Voir Venise… et mourir. Largo Winch, le héros de papier le plus riche et parmi les plus célèbres de la planète BD, vient illuminer cette rentrée 2010 avec deux histoires rééditées dans la fameuse collection Gold à tirage limité. Lancée début 2010 pour fêter le vingtième anniversaire de la série, cette somptueuse édition comptera à terme huit volumes qui pourront être rangés dans une mallette, tels de précieux lingots d’or. Il faut dire que Largo Winch, avec ses romans, ses récits en bande dessinée, ses adaptations pour la télévision ou le cinéma, vaut de l’or pour l’éditeur et pour ses créateurs, Francq et Van Hamme. C’est en tout cas une des plus belles réussites contemporaines alliant de façon très subtile action, aventure, glamour et intrigues politico-financières !

A peine le temps d’écrire cette chronique que le sixième volet de cette luxueuse édition est arrivé chez nos libraires préférés avec au sommaire deux nouvelles histoires, Golden gate et Shadow, et un plongeon dans le milieu du showbiz avec un Simon en vedette de feuilleton et un Largo en prise directe avec des escrocs sans scrupules ! E.G.

24 Août

Page noire, de Frank Giroud, Denis Lapière et Ralph Meyer. Editions Futuropolis. 17 euros.

Carson McNeal ! Dans le petit monde de la littérature new-yorkaise, on ne jure plus que par lui. Des livres qui se vendent comme des petits pains et une plume comme on n’en a plus vu depuis Steinbeck. C’est peu dire ! Bref un écrivain de génie comme le suggère Kerry Stevens, critique littéraire au grand magazine Tales & Writers. Un écrivain de génie mais totalement inconnu. McNeal n’est jamais paru en public, ne s’est jamais déplacé pour recevoir ses nombreux prix et n’a jamais été interviewé par qui que ce soit. De quoi alimenter tous les fantasmes et éveiller la curiosité naturelle de Kerry. Celle-ci va donc monter un stratagème pour récupérer l’adresse de Carson McNeal et provoquer leur rencontre. En plein travail d’écriture pour son prochain roman, McNeal accepte de lui ouvrir sa porte… et son coeur. En apparence du moins car McNeal va utiliser cette rencontre pour son héroïne du moment, Afia, une jeune Palestinienne qui a vu toute sa famille se faire massacrer par les Phalangistes au Liban…
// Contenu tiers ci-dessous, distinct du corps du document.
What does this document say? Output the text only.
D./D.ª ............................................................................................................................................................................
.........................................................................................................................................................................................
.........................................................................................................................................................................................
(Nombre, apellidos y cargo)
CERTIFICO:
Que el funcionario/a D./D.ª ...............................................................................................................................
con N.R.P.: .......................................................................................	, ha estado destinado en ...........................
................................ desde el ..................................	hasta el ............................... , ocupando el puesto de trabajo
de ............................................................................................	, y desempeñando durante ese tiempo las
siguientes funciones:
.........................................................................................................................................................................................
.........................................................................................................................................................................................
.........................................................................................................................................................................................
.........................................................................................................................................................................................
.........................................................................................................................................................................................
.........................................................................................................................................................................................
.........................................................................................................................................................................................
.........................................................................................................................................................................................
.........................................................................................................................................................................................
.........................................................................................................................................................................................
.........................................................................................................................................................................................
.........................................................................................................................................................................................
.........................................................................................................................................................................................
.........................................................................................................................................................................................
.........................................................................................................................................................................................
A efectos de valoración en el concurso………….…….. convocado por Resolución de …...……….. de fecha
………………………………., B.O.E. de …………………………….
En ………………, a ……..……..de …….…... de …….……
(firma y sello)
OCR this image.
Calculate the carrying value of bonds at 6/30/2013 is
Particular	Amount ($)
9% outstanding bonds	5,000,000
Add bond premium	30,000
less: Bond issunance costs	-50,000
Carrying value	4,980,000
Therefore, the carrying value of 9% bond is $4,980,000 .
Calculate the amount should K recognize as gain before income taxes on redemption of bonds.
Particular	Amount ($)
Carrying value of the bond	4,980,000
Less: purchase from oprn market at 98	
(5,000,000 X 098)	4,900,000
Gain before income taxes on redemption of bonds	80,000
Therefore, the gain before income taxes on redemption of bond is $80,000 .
Trois grands noms de la bande dessinée et à l’arrivée un album tout à fait remarquable, tant par son écriture que par sa mise en images. Et son histoire ? Franchement singulière et captivante avec ces deux récits racontés en alternance et ces trois personnages principaux très attachants et à forte épaisseur humaine, l’ambitieuse Kerry, le très secret Carson et la paumée Afia . « Page noire raconte l’histoire de deux femmes et d’un homme », explique Denis Lapière. « Le récit met en scène deux enquêtes qui, à un moment donné, vont se télescoper. Avec Frank, nous avons écrit chacun notre partition, lui les scènes avec Kerry, moi celles concernant Afia, soit les deux tiers du livre. Puis, ensemble, nous avons écrit le dernier tiers ». Un travail à deux mains très important selon Frank Giroud pour qui « l’écriture est au centre du récit à travers une réflexion sur la relation entre fiction et réalité. C’est un thème qui m’est cher et autour duquel je tourne depuis plusieurs années, notamment dans Le Décalogue ». Ajoutez à cela le traitement graphique de Ralph Mayer, imposant deux styles différents pour chaque récit, styles fusionnant lorsque les deux femmes, la critique littéraire et l’héroïne du roman, se rencontrent, et vous obtiendrez l’une des très belles surprises de la rentrée. Absolument incontournable ! E.G.